A light was on already in the garage, and its door had been rolled up. She was already behind the wheel of the Cadillac, engine started and headlights on, as Corday arrived to stow her brother in beside her.
“Shouldn’t we telephone someone first—”
“Joe will be calling for help. Drive straight home now, stop for nothing. Leave all else to me.”
“Judy?” The voice coming from the pale face beside her did sound a little like her brother’s now, though terribly weak. “Take me home now?”
Corday had already slammed the Cadillac’s door shut and vanished back into the house. Even as Judy gunned the engine and pulled out of the garage, two muffled banging noises from in there reached her ears. She had driven miles toward home before it occurred to her excited mind that they might possibly have been shots.
TWELVE
Of the two uniformed Cook County sheriff’s deputies who had met Joe at the country gas station in response to his phone call, and had then followed him back to this lonely house, one was now outside in their official car, busy with its radio.
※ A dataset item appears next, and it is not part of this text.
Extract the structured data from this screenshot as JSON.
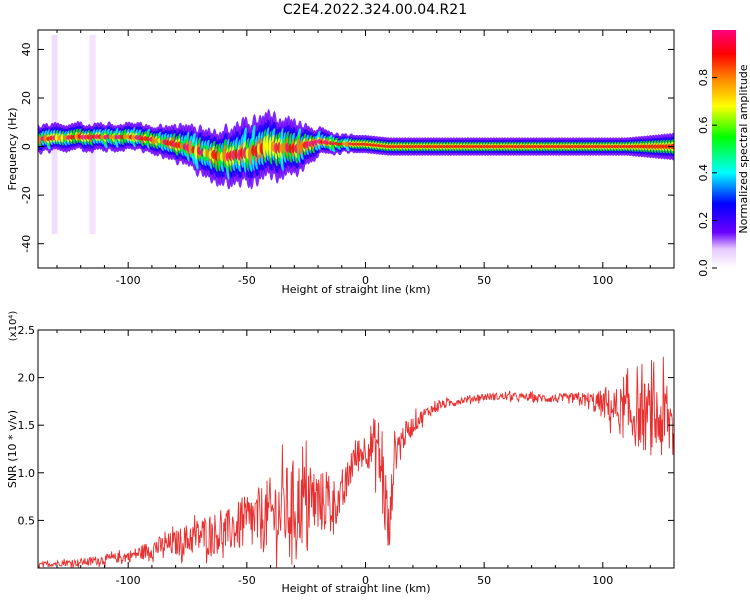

The other deputy was with Joe in the house, and had begun a more or less methodical questioning of the only other person who had been on the scene when they arrived.
“Now, you say he fired twice at you, Dr. Corday? Where were you standing when that happened?”
“I believe—here.” And Corday moved decisively to a position in the living room not far from the entry. He seemed to have been not in the least shaken by the peril through which, according to his own story, he had so recently passed.
“Uhuh,” the deputy remarked. He was not especially excited either. Following the old man closely he pointed to, without quite touching, a shattery-looking place in the otherwise new-looking plaster wall behind him. “If that is a bullet hole, I guess you weren’t standing exactly where you are right now, when she hit.”